Many who saw the film knew of Jamaica’s reputation as a homophobic nation, but had never had to see the scars or hear the stories of those affected. The film brought this to light in a very bold and undiluted way, which according to Kathy DeSouza, social media coordinator, “forced myself and many others to open our eyes and see the horror that the LGBT community in Jamaica goes through on sometimes a daily basis.”
DeSouza now lives in the US where, she points out, many LGBT persons are “free to get married, have children and be themselves without fear … I pray that with more awareness and support for the LGBT community in Jamaica, maybe one day, our Motto “Out of Many One People” will truly mean something. Unfortunately, it has to start with the Government. If laws are not passed to protect ALL citizens, nothing else really matters.”
This sentiment is echoed by Optometrist, Melanie Reese who said, “It is very unfortunate that so many people are still living in a state of constant fear in their own country. I hope this film reaches a larger Jamaican audience, and helps to educate people about the prejudice and injustice their fellow citizens face. Hopefully, one day we will truly have equal rights for all in Jamaica.”
Praising the work of Blake, artist and activist Niki Lopez said, “Though the film targeted the issue of homophobia in Jamaica, Selena Blake did a great job of ensuring every voice and opinion was heard. It’s great to see forward movement and spaces where dialog and growth can occur.”
Wright Muir, hailing the screening a success, said while she was pleased about the turnout, she was excited that this group was “truly engaged and extremely concerned about the people who are suffering in Jamaica and how that can change.
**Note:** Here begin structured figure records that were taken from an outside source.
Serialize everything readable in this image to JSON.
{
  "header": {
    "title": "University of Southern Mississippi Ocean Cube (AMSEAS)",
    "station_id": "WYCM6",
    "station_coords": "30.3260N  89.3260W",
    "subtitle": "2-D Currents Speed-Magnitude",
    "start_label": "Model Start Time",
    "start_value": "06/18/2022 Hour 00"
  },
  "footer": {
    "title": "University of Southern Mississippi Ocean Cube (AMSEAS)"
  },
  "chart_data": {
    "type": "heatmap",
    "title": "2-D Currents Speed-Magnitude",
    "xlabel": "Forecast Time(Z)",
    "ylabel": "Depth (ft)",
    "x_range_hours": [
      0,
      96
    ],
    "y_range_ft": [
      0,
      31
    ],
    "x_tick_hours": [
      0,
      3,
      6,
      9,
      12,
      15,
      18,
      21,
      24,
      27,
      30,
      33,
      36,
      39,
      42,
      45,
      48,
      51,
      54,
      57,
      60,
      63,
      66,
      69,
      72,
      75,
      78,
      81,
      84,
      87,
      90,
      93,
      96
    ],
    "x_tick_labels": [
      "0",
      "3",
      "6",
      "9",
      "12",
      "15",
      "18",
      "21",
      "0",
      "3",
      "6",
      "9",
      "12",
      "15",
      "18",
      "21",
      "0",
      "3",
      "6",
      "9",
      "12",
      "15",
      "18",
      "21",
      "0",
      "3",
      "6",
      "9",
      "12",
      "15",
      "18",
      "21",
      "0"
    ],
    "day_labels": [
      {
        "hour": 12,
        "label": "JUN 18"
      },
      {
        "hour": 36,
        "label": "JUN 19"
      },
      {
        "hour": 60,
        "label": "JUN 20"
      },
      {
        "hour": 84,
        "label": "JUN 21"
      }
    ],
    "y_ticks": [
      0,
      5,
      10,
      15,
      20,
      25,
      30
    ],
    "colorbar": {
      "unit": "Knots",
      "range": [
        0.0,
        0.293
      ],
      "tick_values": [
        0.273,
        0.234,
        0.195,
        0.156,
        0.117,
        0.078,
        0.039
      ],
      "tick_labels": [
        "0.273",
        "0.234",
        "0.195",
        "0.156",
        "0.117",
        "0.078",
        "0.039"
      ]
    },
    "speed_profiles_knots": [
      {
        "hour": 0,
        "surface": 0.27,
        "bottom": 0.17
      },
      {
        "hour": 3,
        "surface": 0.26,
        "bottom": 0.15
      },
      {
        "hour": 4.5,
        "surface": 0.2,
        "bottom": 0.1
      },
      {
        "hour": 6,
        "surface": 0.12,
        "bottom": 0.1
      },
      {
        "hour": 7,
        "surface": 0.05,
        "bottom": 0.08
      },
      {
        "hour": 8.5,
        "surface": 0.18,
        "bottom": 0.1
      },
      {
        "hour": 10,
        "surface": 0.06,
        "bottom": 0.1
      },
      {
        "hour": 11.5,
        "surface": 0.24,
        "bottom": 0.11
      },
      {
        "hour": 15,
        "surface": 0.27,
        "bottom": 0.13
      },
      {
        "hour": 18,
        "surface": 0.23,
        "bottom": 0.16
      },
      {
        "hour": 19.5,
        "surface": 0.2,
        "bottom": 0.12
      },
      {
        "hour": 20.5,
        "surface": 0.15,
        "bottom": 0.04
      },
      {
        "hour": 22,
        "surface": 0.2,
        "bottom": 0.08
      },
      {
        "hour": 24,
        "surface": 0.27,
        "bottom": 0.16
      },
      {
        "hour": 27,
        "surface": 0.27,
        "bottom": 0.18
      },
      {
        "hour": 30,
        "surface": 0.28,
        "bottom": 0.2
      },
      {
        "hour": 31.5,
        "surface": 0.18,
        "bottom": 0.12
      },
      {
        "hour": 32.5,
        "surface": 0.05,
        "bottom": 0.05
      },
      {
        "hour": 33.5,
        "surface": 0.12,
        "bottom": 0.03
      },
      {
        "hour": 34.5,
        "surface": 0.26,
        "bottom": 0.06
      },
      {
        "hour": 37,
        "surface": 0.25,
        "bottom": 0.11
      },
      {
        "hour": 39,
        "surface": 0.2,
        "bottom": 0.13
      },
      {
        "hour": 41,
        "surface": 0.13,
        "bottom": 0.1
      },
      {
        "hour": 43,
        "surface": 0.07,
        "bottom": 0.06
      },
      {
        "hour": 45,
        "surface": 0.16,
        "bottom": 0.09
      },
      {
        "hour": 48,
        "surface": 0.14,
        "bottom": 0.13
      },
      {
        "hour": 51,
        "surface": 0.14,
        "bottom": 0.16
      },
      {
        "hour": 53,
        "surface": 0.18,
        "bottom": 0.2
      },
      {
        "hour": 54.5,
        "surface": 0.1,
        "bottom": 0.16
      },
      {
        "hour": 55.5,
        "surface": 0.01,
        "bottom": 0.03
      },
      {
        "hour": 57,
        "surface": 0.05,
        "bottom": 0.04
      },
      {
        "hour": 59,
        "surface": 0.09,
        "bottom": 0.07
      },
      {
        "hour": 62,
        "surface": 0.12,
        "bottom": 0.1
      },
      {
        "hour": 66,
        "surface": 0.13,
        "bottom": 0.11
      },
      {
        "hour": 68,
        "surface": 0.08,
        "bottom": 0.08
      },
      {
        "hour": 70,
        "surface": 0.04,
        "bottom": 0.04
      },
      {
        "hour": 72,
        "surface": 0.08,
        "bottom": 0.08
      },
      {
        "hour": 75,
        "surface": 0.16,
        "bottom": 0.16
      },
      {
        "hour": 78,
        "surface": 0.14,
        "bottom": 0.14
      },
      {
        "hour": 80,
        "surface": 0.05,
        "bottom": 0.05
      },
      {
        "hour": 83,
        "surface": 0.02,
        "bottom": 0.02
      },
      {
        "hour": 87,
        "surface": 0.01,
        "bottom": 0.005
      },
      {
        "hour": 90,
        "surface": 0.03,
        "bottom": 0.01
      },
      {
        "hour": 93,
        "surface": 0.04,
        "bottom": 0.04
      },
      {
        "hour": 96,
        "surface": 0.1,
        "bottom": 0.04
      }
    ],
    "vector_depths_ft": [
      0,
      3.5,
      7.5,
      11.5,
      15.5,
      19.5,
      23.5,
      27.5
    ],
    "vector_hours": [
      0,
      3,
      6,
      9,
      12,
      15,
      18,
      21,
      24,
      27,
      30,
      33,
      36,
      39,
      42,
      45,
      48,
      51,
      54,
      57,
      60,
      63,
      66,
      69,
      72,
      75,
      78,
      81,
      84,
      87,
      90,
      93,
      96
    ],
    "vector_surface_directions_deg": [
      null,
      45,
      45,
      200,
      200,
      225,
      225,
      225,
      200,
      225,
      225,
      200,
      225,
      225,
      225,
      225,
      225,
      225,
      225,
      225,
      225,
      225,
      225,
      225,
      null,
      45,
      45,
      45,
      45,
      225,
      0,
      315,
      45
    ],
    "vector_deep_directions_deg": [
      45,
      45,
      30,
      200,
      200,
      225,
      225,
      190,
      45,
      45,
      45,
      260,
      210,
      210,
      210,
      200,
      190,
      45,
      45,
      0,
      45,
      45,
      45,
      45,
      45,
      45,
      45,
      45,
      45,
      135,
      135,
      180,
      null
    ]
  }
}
I am also pleased to see that local businesses are willing to support by way of sponsorship so that I and the wonderful team of friends that work with me are able to bring events like these to South Florida.”
The Taboo Yardies Film Screening was presented by Very G TV, Thou Art Woman and the Broward College GSA and co-sponsored by Nadine’s Catering & Baskets, Niki Lopez Creative, David iPhoto, PNC, the Law Offices of Megan D. Widmeyer, Reese Vision Care and The Credit Group.